Il trucco dell’indiano volante
L’uomo orientale sospeso a mezz’aria ha un età indefinita.
Non saprei stabilire nemmeno la nazionalità, il colore della pelle ed i tratti somatici consigliano «Asia e dintorni» ma tant’è: la folla di increduli e distratti spettatori subito l’etichetta «l’indiano».
Via Toledo, strada storica di Napoli dove la fiumana umana di consumatori non-consumatori passeggia tra bar, sfogliatelle, caffè ed una catena di negozi perlopiù vuoti.
Gli artisti di strada intrattengono il pubblico per pochi centesimi: c’è l’uomo-statua dipinto di bianco e perennemente fermo, la donna-sfinge bloccata nella sua bellezza, i maddonarri con le strabilianti opere da marciapiede, ambulanti per ogni target, i senegalesi armati di tamburi e maestri di danze tribali, gruppi di musica classica, folk e rock ed infine loro, gli indiani volanti.

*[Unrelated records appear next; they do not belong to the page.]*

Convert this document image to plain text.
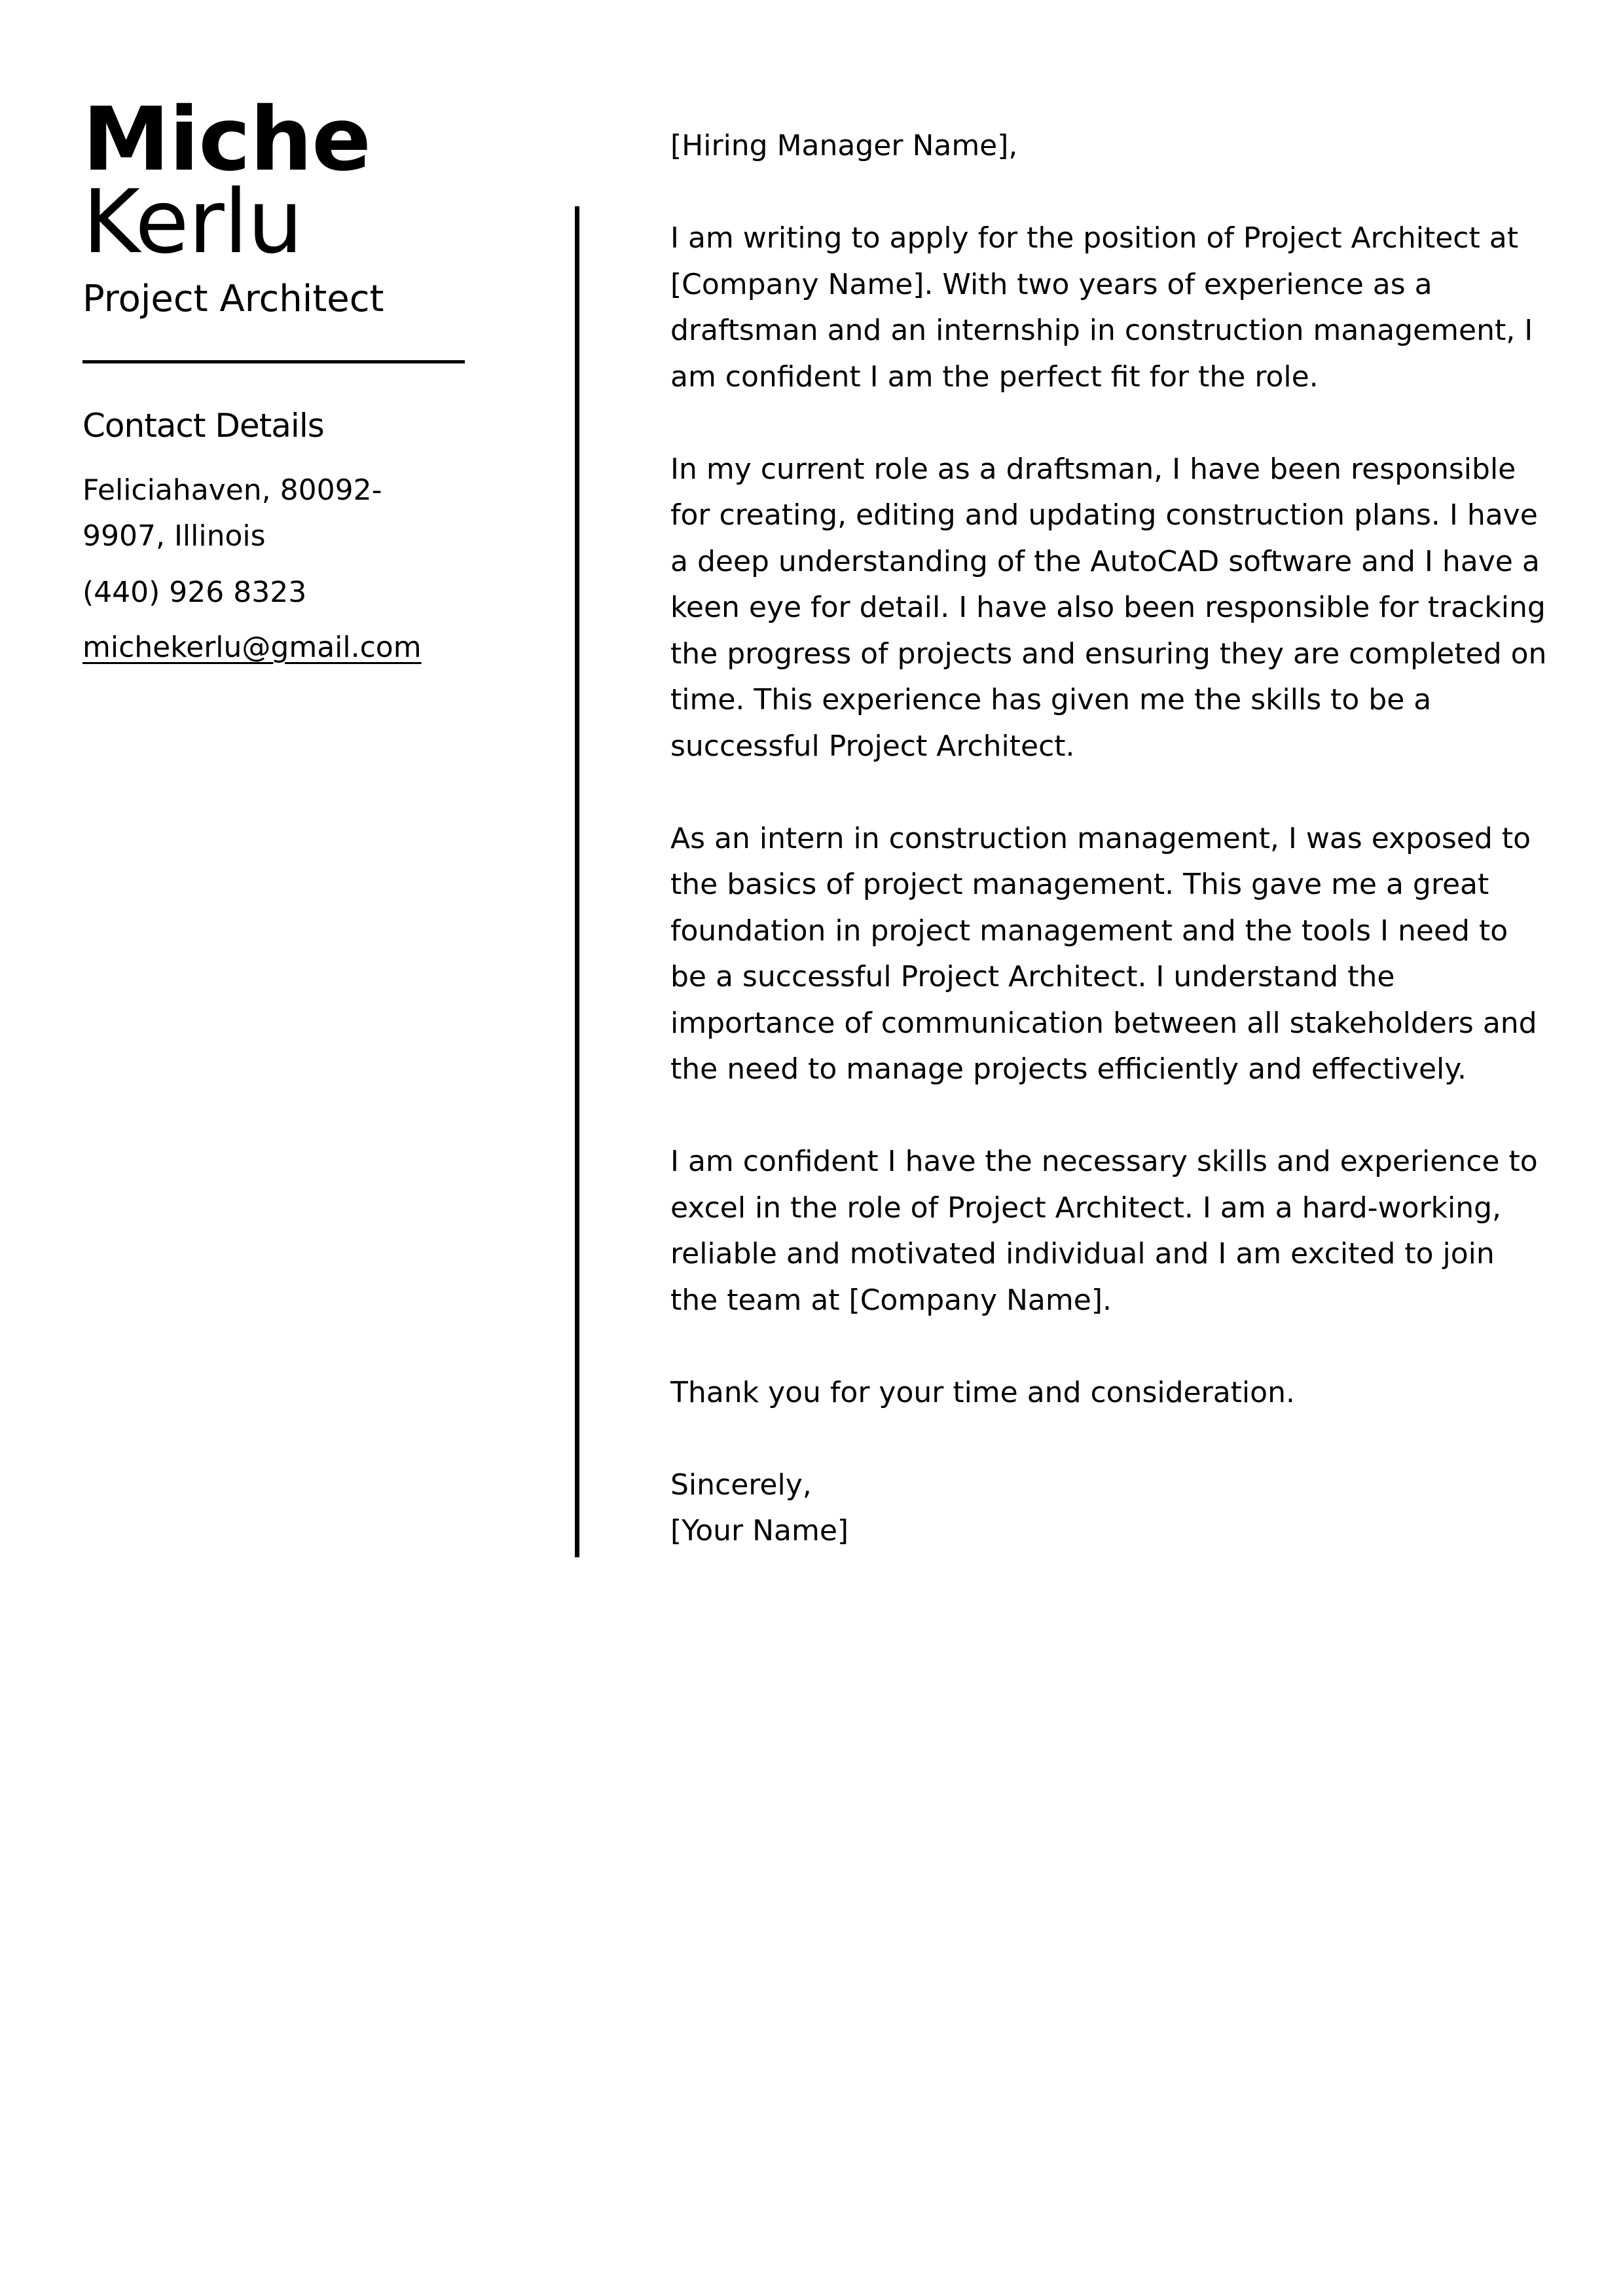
Miche
Kerlu
Project Architect
Contact Details
Feliciahaven, 80092-9907, Illinois
(440) 926 8323
michekerlu@gmail.com

[Hiring Manager Name],

I am writing to apply for the position of Project Architect at [Company Name]. With two years of experience as a draftsman and an internship in construction management, I am confident I am the perfect fit for the role.

In my current role as a draftsman, I have been responsible for creating, editing and updating construction plans. I have a deep understanding of the AutoCAD software and I have a keen eye for detail. I have also been responsible for tracking the progress of projects and ensuring they are completed on time. This experience has given me the skills to be a successful Project Architect.

As an intern in construction management, I was exposed to the basics of project management. This gave me a great foundation in project management and the tools I need to be a successful Project Architect. I understand the importance of communication between all stakeholders and the need to manage projects efficiently and effectively.

I am confident I have the necessary skills and experience to excel in the role of Project Architect. I am a hard-working, reliable and motivated individual and I am excited to join the team at [Company Name].

Thank you for your time and consideration.

Sincerely,
[Your Name]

Il trucco è davanti agli occhi di tutti
Misteriosamente fermo a mezzo metro d’altezza, appoggiato ad un palo bloccato sul tappeto nero, il povero mago con l’espressione concentrata ed il volto privo di particolari sforzi fisici e mentali, è una maschera imperturbabile.
La folla osserva stupita alla ricerca del dettaglio che sveli il segreto orientale, bimbi ed adulti si pongono lo stesso ingenuo quesito: «quale è il trucco?»
Eppure il trucco è davanti gli occhi di tutti, grande quanto un palazzo si manifesta in tutta la sua crudezza ed ha un nome ben preciso: indifferenza.
Assuefatti ad ogni forma di spettacolo, chi desidera strappare l’attenzione e quattro spiccioli, inventa esibizioni sempre più stupefacenti.
E a noi, passanti superficiali abituati al veloce zapping televisivo, risulta ovvio trattare quell’uomo come un fenomeno da baraccone dimenticando che dietro il trucco c’è una persona, un mondo, un universo.
La prossima occasione compirò un’azione rivoluzionaria, abbatterò il muro del silenzio, spezzerò le ali del destino con una semplice ed umana domanda: «ehi, come ti chiami?».
Forse strapperò un sorriso sul volto contrito dell’indiano volante.